In the work that I’ve done with teachers, one common theme is that their every waking moment (and ok, let’s be honest, some dreaming moments) are completely devoted to students and school. Between teaching, managing classroom behaviors, coaching sessions, staff meetings, parent phone calls, lesson plans, and grading, there’s barely time to take care of essentials like eating and sleeping, much less luxuries like keeping in touch with family and friends.
For new teachers, it’s GO! GO! GO! during the week, and when you finally have a free moment, the last thing you have the time or energy for is getting on the phone for an hour each with all the people you’ve been neglecting to call since PD started this summer.
So….you don’t call.
For days. For weeks. Maybe even months. These are super important people in your life, and you have no idea what’s happening with them, except for maybe what they post to their Snapchat story. So now, on top of being exhausted and overwhelmed by work, now you also get to feel terribly guilty for being too busy to keep in touch with the people you love!

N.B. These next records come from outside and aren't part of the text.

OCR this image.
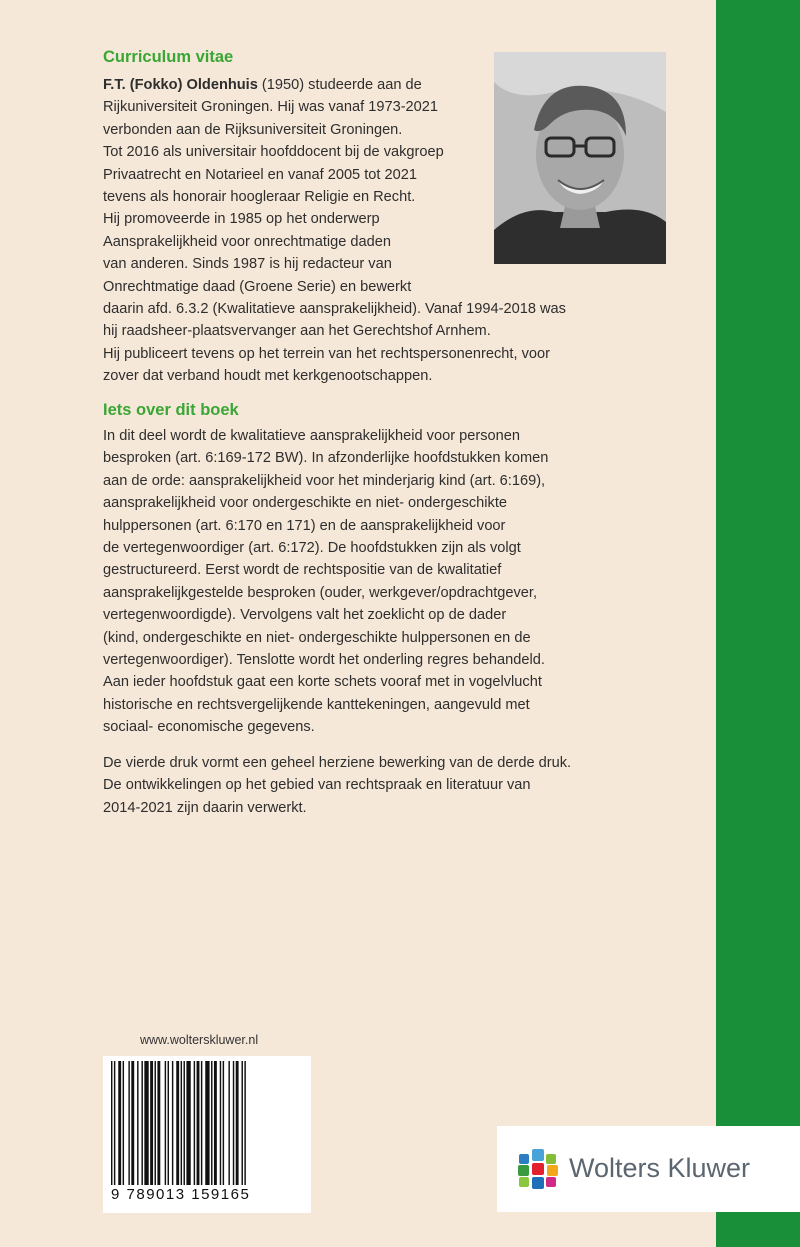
Curriculum vitae
F.T. (Fokko) Oldenhuis (1950) studeerde aan de
Rijkuniversiteit Groningen. Hij was vanaf 1973-2021
verbonden aan de Rijksuniversiteit Groningen.
Tot 2016 als universitair hoofddocent bij de vakgroep
Privaatrecht en Notarieel en vanaf 2005 tot 2021
tevens als honorair hoogleraar Religie en Recht.
Hij promoveerde in 1985 op het onderwerp
Aansprakelijkheid voor onrechtmatige daden
van anderen. Sinds 1987 is hij redacteur van
Onrechtmatige daad (Groene Serie) en bewerkt
daarin afd. 6.3.2 (Kwalitatieve aansprakelijkheid). Vanaf 1994-2018 was
hij raadsheer-plaatsvervanger aan het Gerechtshof Arnhem.
Hij publiceert tevens op het terrein van het rechtspersonenrecht, voor
zover dat verband houdt met kerkgenootschappen.
Iets over dit boek
In dit deel wordt de kwalitatieve aansprakelijkheid voor personen
besproken (art. 6:169-172 BW). In afzonderlijke hoofdstukken komen
aan de orde: aansprakelijkheid voor het minderjarig kind (art. 6:169),
aansprakelijkheid voor ondergeschikte en niet- ondergeschikte
hulppersonen (art. 6:170 en 171) en de aansprakelijkheid voor
de vertegenwoordiger (art. 6:172). De hoofdstukken zijn als volgt
gestructureerd. Eerst wordt de rechtspositie van de kwalitatief
aansprakelijkgestelde besproken (ouder, werkgever/opdrachtgever,
vertegenwoordigde). Vervolgens valt het zoeklicht op de dader
(kind, ondergeschikte en niet- ondergeschikte hulppersonen en de
vertegenwoordiger). Tenslotte wordt het onderling regres behandeld.
Aan ieder hoofdstuk gaat een korte schets vooraf met in vogelvlucht
historische en rechtsvergelijkende kanttekeningen, aangevuld met
sociaal- economische gegevens.
De vierde druk vormt een geheel herziene bewerking van de derde druk.
De ontwikkelingen op het gebied van rechtspraak en literatuur van
2014-2021 zijn daarin verwerkt.
www.wolterskluwer.nl
9 789013 159165
Wolters Kluwer
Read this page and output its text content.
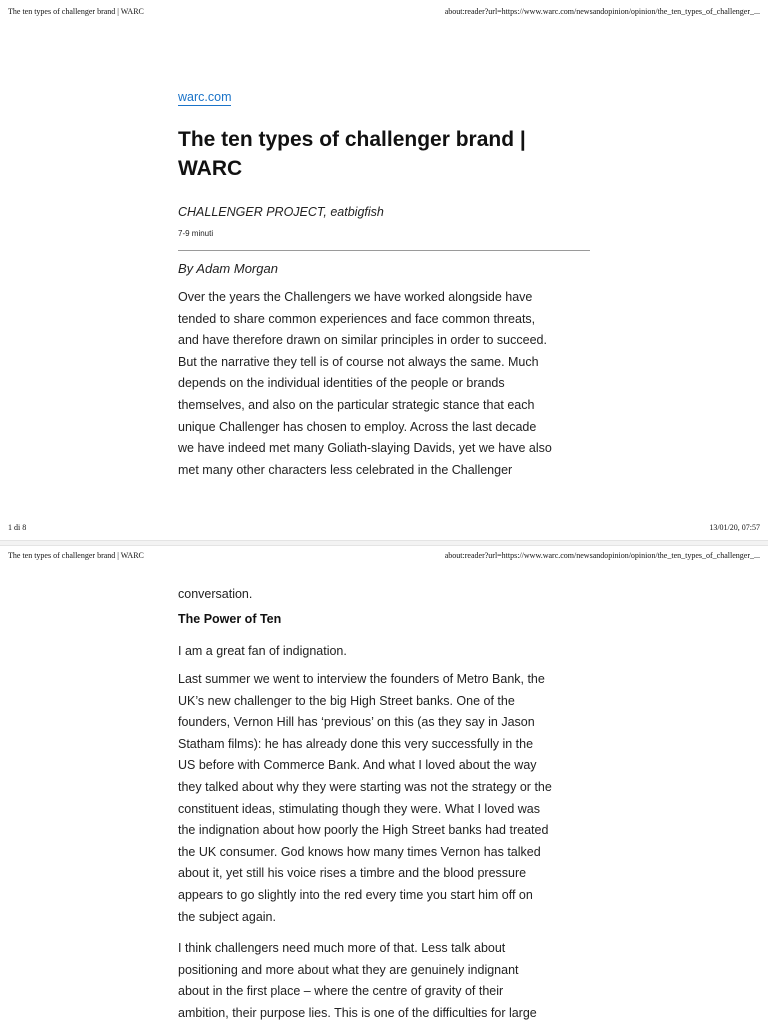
The ten types of challenger brand | WARC	about:reader?url=https://www.warc.com/newsandopinion/opinion/the_ten_types_of_challenger_...
warc.com
The ten types of challenger brand | WARC
CHALLENGER PROJECT, eatbigfish
7-9 minuti
By Adam Morgan
Over the years the Challengers we have worked alongside have
tended to share common experiences and face common threats,
and have therefore drawn on similar principles in order to succeed.
But the narrative they tell is of course not always the same. Much
depends on the individual identities of the people or brands
themselves, and also on the particular strategic stance that each
unique Challenger has chosen to employ. Across the last decade
we have indeed met many Goliath-slaying Davids, yet we have also
met many other characters less celebrated in the Challenger
1 di 8	13/01/20, 07:57
The ten types of challenger brand | WARC	about:reader?url=https://www.warc.com/newsandopinion/opinion/the_ten_types_of_challenger_...
conversation.
The Power of Ten
I am a great fan of indignation.
Last summer we went to interview the founders of Metro Bank, the
UK’s new challenger to the big High Street banks. One of the
founders, Vernon Hill has ‘previous’ on this (as they say in Jason
Statham films): he has already done this very successfully in the
US before with Commerce Bank. And what I loved about the way
they talked about why they were starting was not the strategy or the
constituent ideas, stimulating though they were. What I loved was
the indignation about how poorly the High Street banks had treated
the UK consumer. God knows how many times Vernon has talked
about it, yet still his voice rises a timbre and the blood pressure
appears to go slightly into the red every time you start him off on
the subject again.
I think challengers need much more of that. Less talk about
positioning and more about what they are genuinely indignant
about in the first place – where the centre of gravity of their
ambition, their purpose lies. This is one of the difficulties for large
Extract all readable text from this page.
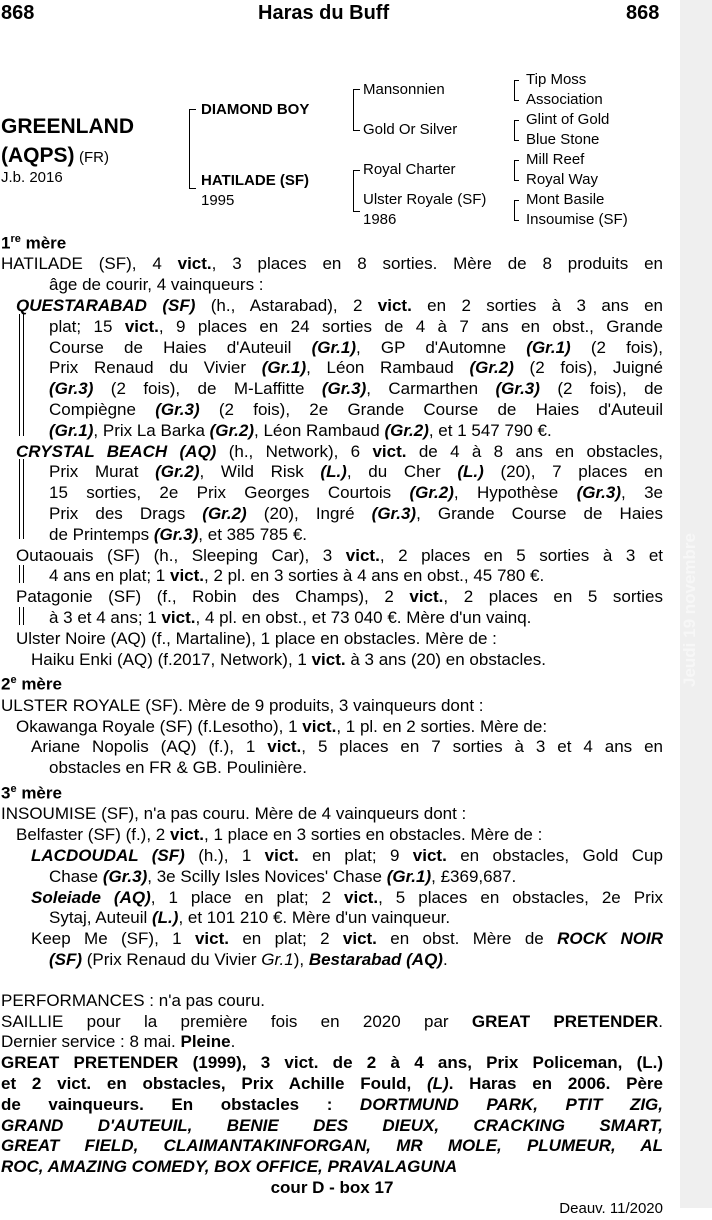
Jeudi 19 novembre
868	Haras du Buff	868
GREENLAND
(AQPS) (FR)
J.b. 2016
DIAMOND BOY
HATILADE (SF)
1995
Mansonnien
Gold Or Silver
Royal Charter
Ulster Royale (SF)
1986
Tip Moss
Association
Glint of Gold
Blue Stone
Mill Reef
Royal Way
Mont Basile
Insoumise (SF)
1re mère
HATILADE (SF), 4 vict., 3 places en 8 sorties. Mère de 8 produits en
âge de courir, 4 vainqueurs :
QUESTARABAD (SF) (h., Astarabad), 2 vict. en 2 sorties à 3 ans en
plat; 15 vict., 9 places en 24 sorties de 4 à 7 ans en obst., Grande
Course de Haies d'Auteuil (Gr.1), GP d'Automne (Gr.1) (2 fois),
Prix Renaud du Vivier (Gr.1), Léon Rambaud (Gr.2) (2 fois), Juigné
(Gr.3) (2 fois), de M-Laffitte (Gr.3), Carmarthen (Gr.3) (2 fois), de
Compiègne (Gr.3) (2 fois), 2e Grande Course de Haies d'Auteuil
(Gr.1), Prix La Barka (Gr.2), Léon Rambaud (Gr.2), et 1 547 790 €.
CRYSTAL BEACH (AQ) (h., Network), 6 vict. de 4 à 8 ans en obstacles,
Prix Murat (Gr.2), Wild Risk (L.), du Cher (L.) (20), 7 places en
15 sorties, 2e Prix Georges Courtois (Gr.2), Hypothèse (Gr.3), 3e
Prix des Drags (Gr.2) (20), Ingré (Gr.3), Grande Course de Haies
de Printemps (Gr.3), et 385 785 €.
Outaouais (SF) (h., Sleeping Car), 3 vict., 2 places en 5 sorties à 3 et
4 ans en plat; 1 vict., 2 pl. en 3 sorties à 4 ans en obst., 45 780 €.
Patagonie (SF) (f., Robin des Champs), 2 vict., 2 places en 5 sorties
à 3 et 4 ans; 1 vict., 4 pl. en obst., et 73 040 €. Mère d'un vainq.
Ulster Noire (AQ) (f., Martaline), 1 place en obstacles. Mère de :
Haiku Enki (AQ) (f.2017, Network), 1 vict. à 3 ans (20) en obstacles.
2e mère
ULSTER ROYALE (SF). Mère de 9 produits, 3 vainqueurs dont :
Okawanga Royale (SF) (f.Lesotho), 1 vict., 1 pl. en 2 sorties. Mère de:
Ariane Nopolis (AQ) (f.), 1 vict., 5 places en 7 sorties à 3 et 4 ans en
obstacles en FR & GB. Poulinière.
3e mère
INSOUMISE (SF), n'a pas couru. Mère de 4 vainqueurs dont :
Belfaster (SF) (f.), 2 vict., 1 place en 3 sorties en obstacles. Mère de :
LACDOUDAL (SF) (h.), 1 vict. en plat; 9 vict. en obstacles, Gold Cup
Chase (Gr.3), 3e Scilly Isles Novices' Chase (Gr.1), £369,687.
Soleiade (AQ), 1 place en plat; 2 vict., 5 places en obstacles, 2e Prix
Sytaj, Auteuil (L.), et 101 210 €. Mère d'un vainqueur.
Keep Me (SF), 1 vict. en plat; 2 vict. en obst. Mère de ROCK NOIR
(SF) (Prix Renaud du Vivier Gr.1), Bestarabad (AQ).
PERFORMANCES : n'a pas couru.
SAILLIE pour la première fois en 2020 par GREAT PRETENDER.
Dernier service : 8 mai. Pleine.
GREAT PRETENDER (1999), 3 vict. de 2 à 4 ans, Prix Policeman, (L.)
et 2 vict. en obstacles, Prix Achille Fould, (L). Haras en 2006. Père
de vainqueurs. En obstacles : DORTMUND PARK, PTIT ZIG,
GRAND D'AUTEUIL, BENIE DES DIEUX, CRACKING SMART,
GREAT FIELD, CLAIMANTAKINFORGAN, MR MOLE, PLUMEUR, AL
ROC, AMAZING COMEDY, BOX OFFICE, PRAVALAGUNA
cour D - box 17
Deauv. 11/2020
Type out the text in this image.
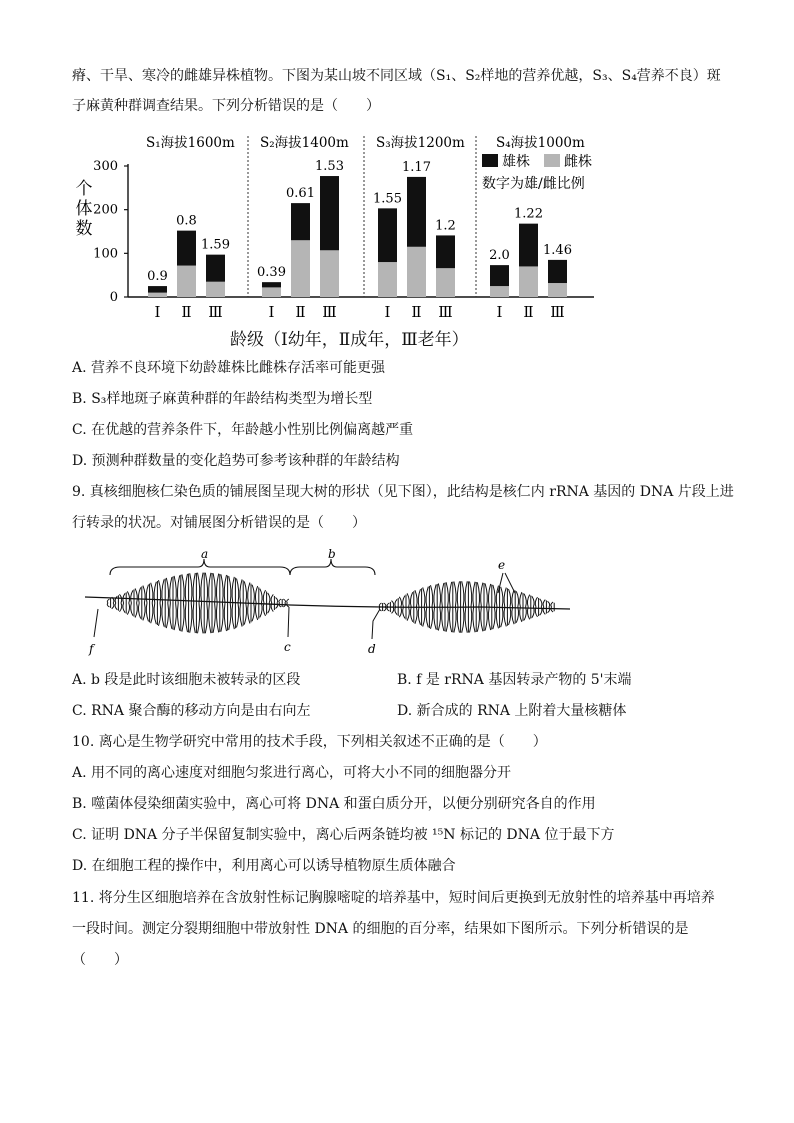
瘠、干旱、寒冷的雌雄异株植物。下图为某山坡不同区域（S₁、S₂样地的营养优越，S₃、S₄营养不良）斑
子麻黄种群调查结果。下列分析错误的是（　　）
个
体
数
0
100
200
300
S₁海拔1600m
0.9
Ⅰ
0.8
Ⅱ
1.59
Ⅲ
S₂海拔1400m
0.39
Ⅰ
0.61
Ⅱ
1.53
Ⅲ
S₃海拔1200m
1.55
Ⅰ
1.17
Ⅱ
1.2
Ⅲ
S₄海拔1000m
2.0
Ⅰ
1.22
Ⅱ
1.46
Ⅲ
雄株 雌株
数字为雄/雌比例
龄级（Ⅰ幼年，Ⅱ成年，Ⅲ老年）
A. 营养不良环境下幼龄雄株比雌株存活率可能更强
B. S₃样地斑子麻黄种群的年龄结构类型为增长型
C. 在优越的营养条件下，年龄越小性别比例偏离越严重
D. 预测种群数量的变化趋势可参考该种群的年龄结构
9. 真核细胞核仁染色质的铺展图呈现大树的形状（见下图），此结构是核仁内 rRNA 基因的 DNA 片段上进
行转录的状况。对铺展图分析错误的是（　　）
a	b
e
f	c	d
A. b 段是此时该细胞未被转录的区段	B. f 是 rRNA 基因转录产物的 5'末端
C. RNA 聚合酶的移动方向是由右向左	D. 新合成的 RNA 上附着大量核糖体
10. 离心是生物学研究中常用的技术手段，下列相关叙述不正确的是（　　）
A. 用不同的离心速度对细胞匀浆进行离心，可将大小不同的细胞器分开
B. 噬菌体侵染细菌实验中，离心可将 DNA 和蛋白质分开，以便分别研究各自的作用
C. 证明 DNA 分子半保留复制实验中，离心后两条链均被 ¹⁵N 标记的 DNA 位于最下方
D. 在细胞工程的操作中，利用离心可以诱导植物原生质体融合
11. 将分生区细胞培养在含放射性标记胸腺嘧啶的培养基中，短时间后更换到无放射性的培养基中再培养
一段时间。测定分裂期细胞中带放射性 DNA 的细胞的百分率，结果如下图所示。下列分析错误的是
（　　）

But think about it: When do you need to feel connection and support from people who care about you more than when you are experiencing difficult and overwhelming challenges?
Teacher-friends, I present to you the Five Minute Phone Call. My friend Jill sent me this a couple years ago and I couldn’t believe 1) How genius this is, and 2) That I hadn’t thought of it myself.
Here’s the idea: When we don’t talk to someone for a really long time, we feel obligated to set aside time for an extended conversation where we catch up on every little thing that’s happened between now and the last time we chatted. That’s nice, but most of the time we don’t have time for that, and the result is that we don’t bother picking up the phone at all. Not cool!
INSTEAD, make a rule with your friends and loved ones to be ok with talking for 5 minutes at a time. If you end up going on a roll and talking for longer than that, awesome! But, if you have to hang up after just 5 minutes (Lessons to plan! Papers to grade! I think I might actually shower today!), then that’s all good too. A couple five minute phone calls is way better than the ZERO phone calls you are making now. And, when you talk more often in shorter chunks, you don’t feel the pull to be on the phone for hours each time.
Give it a try! How else do you keep in touch when you’re busy?